Saturday, 3 February 2024

The Unbearable Lightness of Hydrogen

quote [ It’s worth remembering that while a cubic meter of water weighs 1,000 kilograms; a cubic meter of hydrogen weighs only 71 kilograms.

On a volumetric basis, hydrogen’s energy density is a quarter that of jet fuel, and only 40% of that of LNG. Since ships are volume constrained (think Suez Canal, Panama Canal, etc.), this inevitably means more trips. ]

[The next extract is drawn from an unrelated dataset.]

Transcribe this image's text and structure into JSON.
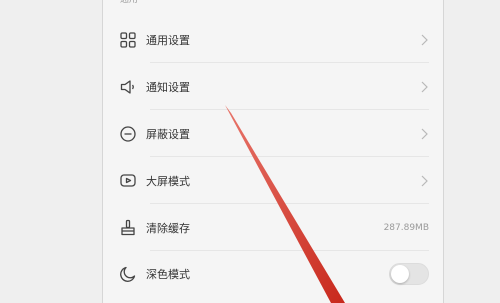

From a business analyst. A lot of nitpicking on how you can hypothetically transport clean energy and the limits of it.
[SFW] [science & technology] [+3 Insightful]
[by Paracetamol@4:57amGMT]

Comments

avid said @ 3:21pm GMT on 3rd Feb [Score:1 Interesting]
The fortunate/unfortunate thing about hydrocarbons is that they are a miracle fuel. We would probably not have any combustion engines if they had to run on wood, charcoal, solar, etc. Nor might we have more sophisticated power sources like nuclear.

It was only the fact that we were mining coal that allowed the first steam engine, with an efficiency of just 2%, to be commercialized to pump water out of coal mines. Without that first engine, we'd never have bootstrapped our way to modern engines, modern industry, etc.

The only good thing about hydrogen is that it creates the impression that we can just keep the same engines but use hydrogen instead. As the article shows, this just doesn't solve any problems except in niche cases. The only viable hydrogen economy I could imagine is based on massively scaled up and cost optimized nuclear power as the source of hydrogen. That would allow the extremely poor process efficiency of hydrogen to be ignored without causing carbon emissions.
moriati said @ 8:27am GMT on 4th Feb [Score:1 Informative]
Electric engines have been around for a long time too. But if we'd taken that path I think that we would still have used fossil fuels to produce the electricity.

My colleagues in our hydrogen team tell me that one issue of more widespread use of hydrogen is that current gas infrastructure leaks to much when you put hydrogen through it due to its molecular size.
mechanical contrivance said @ 4:06pm GMT on 3rd Feb
Why would we ship hydrogen through canals? It can be made almost anywhere. Make it locally and don't worry about shipping it.
the circus said @ 4:40pm GMT on 4th Feb
I can see an somewhat idealized future where we use a mix of ethanol/methanol from farm/plant waste for "small" engines, and then on a large scale establishing a superconductor network so your additional, non-local electricity could come from solar in the Sahara, or nuclear in Antarctica, or a dam half the world away.